737 |
Ondergang van de Indusbeschaving (ca 1500 v. Chr.) |
Omstreeks 1500 jaar voor onze jaartelling raakte de Indusbeschaving in verval. Dit is onder andere te zien aan de kwaliteit van de zegels. Ze zijn dan lang niet meer van steen, maar van klei en de levensechte afbeeldingen zijn vervangen door ruwe geometrische figuren. Ook in het aardewerk is deze teruggang te bespeuren: eens uitstekend geglazuurd en met levendige kleuren, wordt het kaal en lomp.
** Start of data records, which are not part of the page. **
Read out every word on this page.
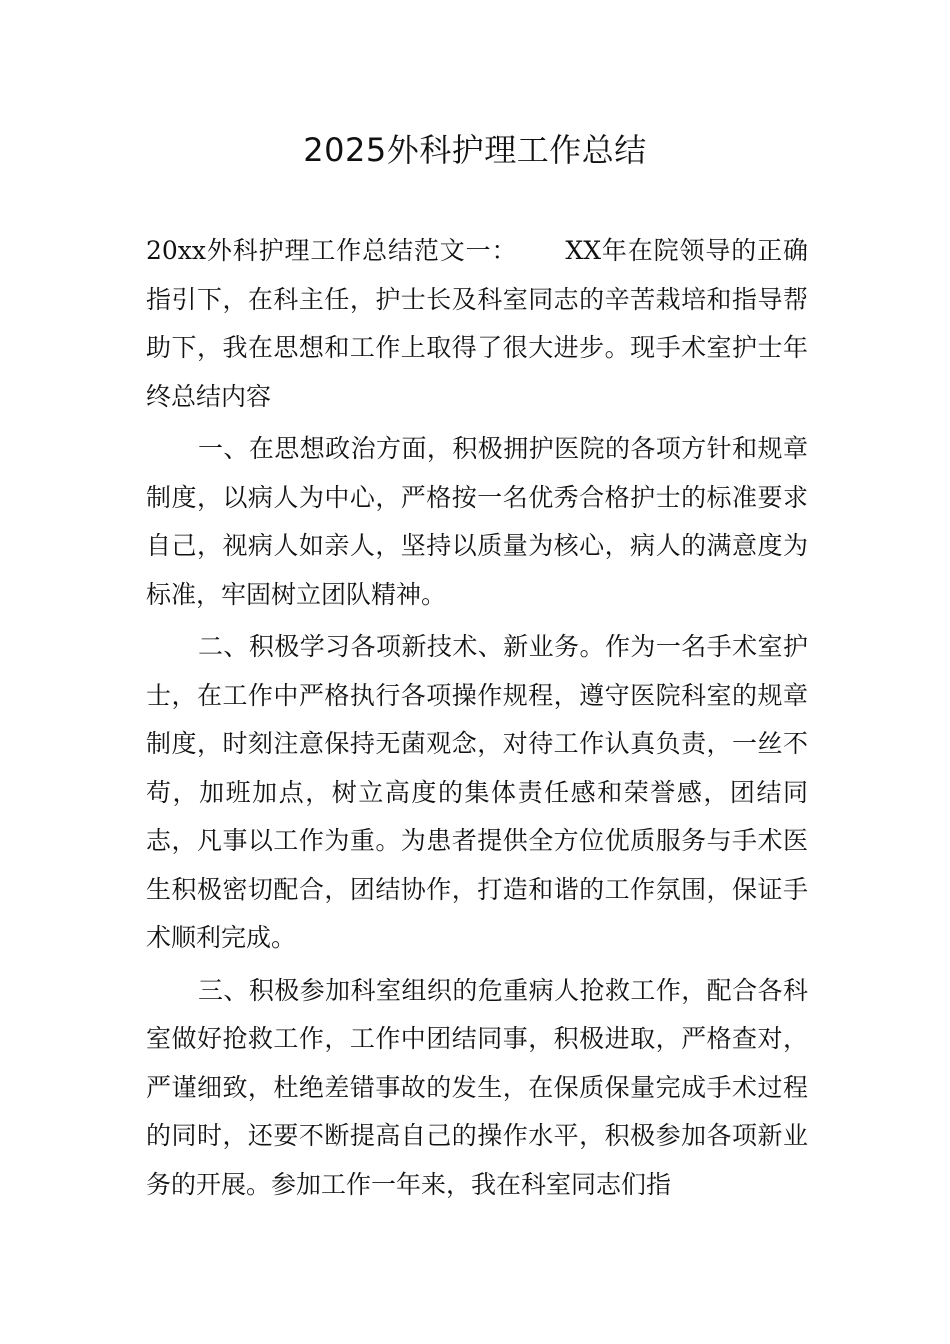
2025外科护理工作总结

20xx外科护理工作总结范文一： XX年在院领导的正确指引下，在科主任，护士长及科室同志的辛苦栽培和指导帮助下，我在思想和工作上取得了很大进步。现手术室护士年终总结内容

一、在思想政治方面，积极拥护医院的各项方针和规章制度，以病人为中心，严格按一名优秀合格护士的标准要求自己，视病人如亲人，坚持以质量为核心，病人的满意度为标准，牢固树立团队精神。

二、积极学习各项新技术、新业务。作为一名手术室护士，在工作中严格执行各项操作规程，遵守医院科室的规章制度，时刻注意保持无菌观念，对待工作认真负责，一丝不苟，加班加点，树立高度的集体责任感和荣誉感，团结同志，凡事以工作为重。为患者提供全方位优质服务与手术医生积极密切配合，团结协作，打造和谐的工作氛围，保证手术顺利完成。

三、积极参加科室组织的危重病人抢救工作，配合各科室做好抢救工作，工作中团结同事，积极进取，严格查对，严谨细致，杜绝差错事故的发生，在保质保量完成手术过程的同时，还要不断提高自己的操作水平，积极参加各项新业务的开展。参加工作一年来，我在科室同志们指
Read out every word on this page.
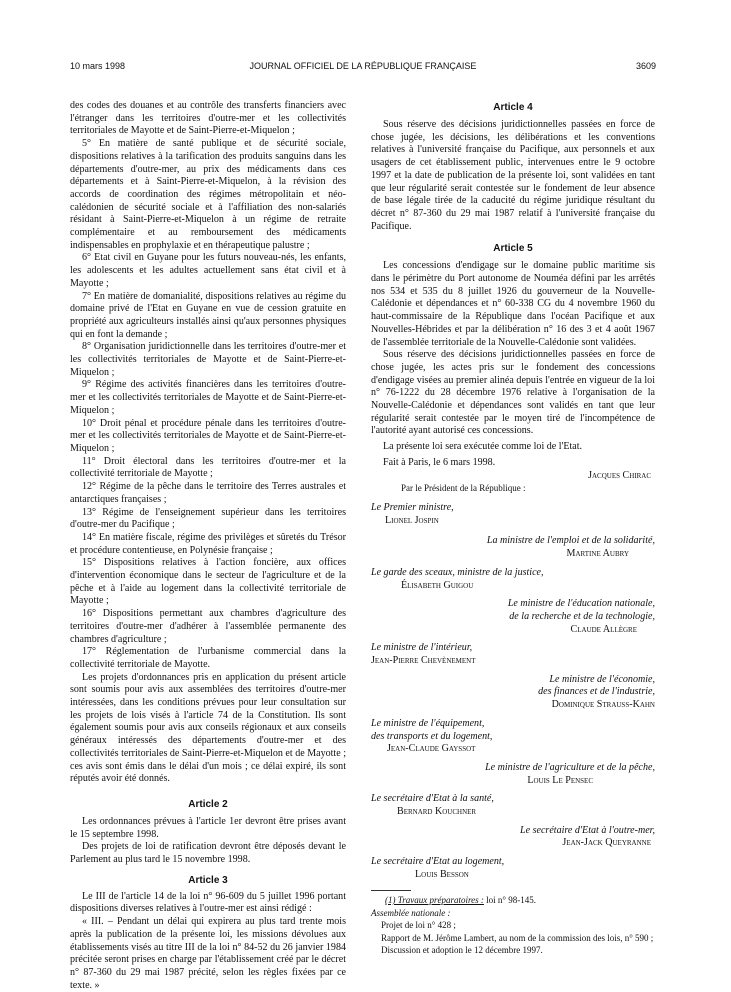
10 mars 1998	JOURNAL OFFICIEL DE LA RÉPUBLIQUE FRANÇAISE	3609

des codes des douanes et au contrôle des transferts financiers avec l'étranger dans les territoires d'outre-mer et les collectivités territoriales de Mayotte et de Saint-Pierre-et-Miquelon ;

5° En matière de santé publique et de sécurité sociale, dispositions relatives à la tarification des produits sanguins dans les départements d'outre-mer, au prix des médicaments dans ces départements et à Saint-Pierre-et-Miquelon, à la révision des accords de coordination des régimes métropolitain et néo-calédonien de sécurité sociale et à l'affiliation des non-salariés résidant à Saint-Pierre-et-Miquelon à un régime de retraite complémentaire et au remboursement des médicaments indispensables en prophylaxie et en thérapeutique palustre ;

6° Etat civil en Guyane pour les futurs nouveau-nés, les enfants, les adolescents et les adultes actuellement sans état civil et à Mayotte ;

7° En matière de domanialité, dispositions relatives au régime du domaine privé de l'Etat en Guyane en vue de cession gratuite en propriété aux agriculteurs installés ainsi qu'aux personnes physiques qui en font la demande ;

8° Organisation juridictionnelle dans les territoires d'outre-mer et les collectivités territoriales de Mayotte et de Saint-Pierre-et-Miquelon ;

9° Régime des activités financières dans les territoires d'outre-mer et les collectivités territoriales de Mayotte et de Saint-Pierre-et-Miquelon ;

10° Droit pénal et procédure pénale dans les territoires d'outre-mer et les collectivités territoriales de Mayotte et de Saint-Pierre-et-Miquelon ;

11° Droit électoral dans les territoires d'outre-mer et la collectivité territoriale de Mayotte ;

12° Régime de la pêche dans le territoire des Terres australes et antarctiques françaises ;

13° Régime de l'enseignement supérieur dans les territoires d'outre-mer du Pacifique ;

14° En matière fiscale, régime des privilèges et sûretés du Trésor et procédure contentieuse, en Polynésie française ;

15° Dispositions relatives à l'action foncière, aux offices d'intervention économique dans le secteur de l'agriculture et de la pêche et à l'aide au logement dans la collectivité territoriale de Mayotte ;

16° Dispositions permettant aux chambres d'agriculture des territoires d'outre-mer d'adhérer à l'assemblée permanente des chambres d'agriculture ;

17° Réglementation de l'urbanisme commercial dans la collectivité territoriale de Mayotte.

Les projets d'ordonnances pris en application du présent article sont soumis pour avis aux assemblées des territoires d'outre-mer intéressées, dans les conditions prévues pour leur consultation sur les projets de lois visés à l'article 74 de la Constitution. Ils sont également soumis pour avis aux conseils régionaux et aux conseils généraux intéressés des départements d'outre-mer et des collectivités territoriales de Saint-Pierre-et-Miquelon et de Mayotte ; ces avis sont émis dans le délai d'un mois ; ce délai expiré, ils sont réputés avoir été donnés.

Article 2

Les ordonnances prévues à l'article 1er devront être prises avant le 15 septembre 1998.

Des projets de loi de ratification devront être déposés devant le Parlement au plus tard le 15 novembre 1998.

Article 3

Le III de l'article 14 de la loi n° 96-609 du 5 juillet 1996 portant dispositions diverses relatives à l'outre-mer est ainsi rédigé :

« III. – Pendant un délai qui expirera au plus tard trente mois après la publication de la présente loi, les missions dévolues aux établissements visés au titre III de la loi n° 84-52 du 26 janvier 1984 précitée seront prises en charge par l'établissement créé par le décret n° 87-360 du 29 mai 1987 précité, selon les règles fixées par ce texte. »

Article 4

Sous réserve des décisions juridictionnelles passées en force de chose jugée, les décisions, les délibérations et les conventions relatives à l'université française du Pacifique, aux personnels et aux usagers de cet établissement public, intervenues entre le 9 octobre 1997 et la date de publication de la présente loi, sont validées en tant que leur régularité serait contestée sur le fondement de leur absence de base légale tirée de la caducité du régime juridique résultant du décret n° 87-360 du 29 mai 1987 relatif à l'université française du Pacifique.

Article 5

Les concessions d'endigage sur le domaine public maritime sis dans le périmètre du Port autonome de Nouméa défini par les arrêtés nos 534 et 535 du 8 juillet 1926 du gouverneur de la Nouvelle-Calédonie et dépendances et n° 60-338 CG du 4 novembre 1960 du haut-commissaire de la République dans l'océan Pacifique et aux Nouvelles-Hébrides et par la délibération n° 16 des 3 et 4 août 1967 de l'assemblée territoriale de la Nouvelle-Calédonie sont validées.

Sous réserve des décisions juridictionnelles passées en force de chose jugée, les actes pris sur le fondement des concessions d'endigage visées au premier alinéa depuis l'entrée en vigueur de la loi n° 76-1222 du 28 décembre 1976 relative à l'organisation de la Nouvelle-Calédonie et dépendances sont validés en tant que leur régularité serait contestée par le moyen tiré de l'incompétence de l'autorité ayant autorisé ces concessions.

La présente loi sera exécutée comme loi de l'Etat.

Fait à Paris, le 6 mars 1998.

Jacques Chirac

Par le Président de la République :

Le Premier ministre,

Lionel Jospin

La ministre de l'emploi et de la solidarité,

Martine Aubry

Le garde des sceaux, ministre de la justice,

Élisabeth Guigou

Le ministre de l'éducation nationale,

de la recherche et de la technologie,

Claude Allègre

Le ministre de l'intérieur,

Jean-Pierre Chevènement

Le ministre de l'économie,

des finances et de l'industrie,

Dominique Strauss-Kahn

Le ministre de l'équipement,

des transports et du logement,

Jean-Claude Gayssot

Le ministre de l'agriculture et de la pêche,

Louis Le Pensec

Le secrétaire d'Etat à la santé,

Bernard Kouchner

Le secrétaire d'Etat à l'outre-mer,

Jean-Jack Queyranne

Le secrétaire d'Etat au logement,

Louis Besson

(1) Travaux préparatoires : loi n° 98-145.

Assemblée nationale :

Projet de loi n° 428 ;

Rapport de M. Jérôme Lambert, au nom de la commission des lois, n° 590 ;

Discussion et adoption le 12 décembre 1997.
Het ergste van alle: de voortreffelijke stedelijke voorzieningen geraken in verval; de laatste gebouwen zijn dan niet meer dan verwarde verzamelingen van prullerige krotten, een soort revolutiebouw. Tenslotte is de stad geheel verlaten. | ![]() |
De geschiedenis van Harappa verloopt anders, maar even verbijsterend. De archeologen hebben daar geen tekenen van een langzame achteruitgang gevonden: het leven in de stad schijnt eenvoudig op te houden, midden in haar bloeitijd en op het hoogtepunt van haar materiële welvaart. Een dergelijk einde is natuurlijk niet minder defititief dan dat van Mohenjo Daro; in de gehele Indusvallei verdween de beschaving volkomen. Wellicht heeft duizend jaar landbouw, veeteelt en ontbossing het land zo verarmd, dat het niet meer genoeg opbracht voor zo'n grote en machtige beschaving. er zijn echter ook aanwijzingen van grote overstromingen in Mohenjo Daro. Misschien zijn de bewoners keer op keer uit de hoofdstad verdreven en zijn ze naar elders gevlucht, waardoor ook de kleinere provincieplaatsen door gebrek aan leiderschap in verval raakten. Het is ook mogelijk dat langzame, maar onstuitbare geologische veranderingen, zoals het oprijzen van de gehele kust, voor sommige steden een directe bedreiging werden. Zo is het bekend dat bepaalde Indische zeehavens die eens aan de Arabische Zee lagen, nu 50 kilometer landinwaarts liggen. Voor de verdwijning van de Induscultuur in het noorden zijn dit geen afdoende verklaringen. Daarvoor kwam er een te plotseling ruw einde aan. Volgens sommige historici werd dit einde bewerkstelligd door lange nomaden met een blanke huid uit Centraal-Azië, die omstreeks 2000 v. Chr. de noordwestelijke vlakten van het Indiase subcontinent binnenstormden. Ze teisterden het land en aamkten een einde aan een veel hogere beschaving dan die van henzelf. Zij legden echter ook de basis van de gehele latere geschiedenis van India. De barbaarse binnendringers noemden zich Ariërs (Arya = edele mensen).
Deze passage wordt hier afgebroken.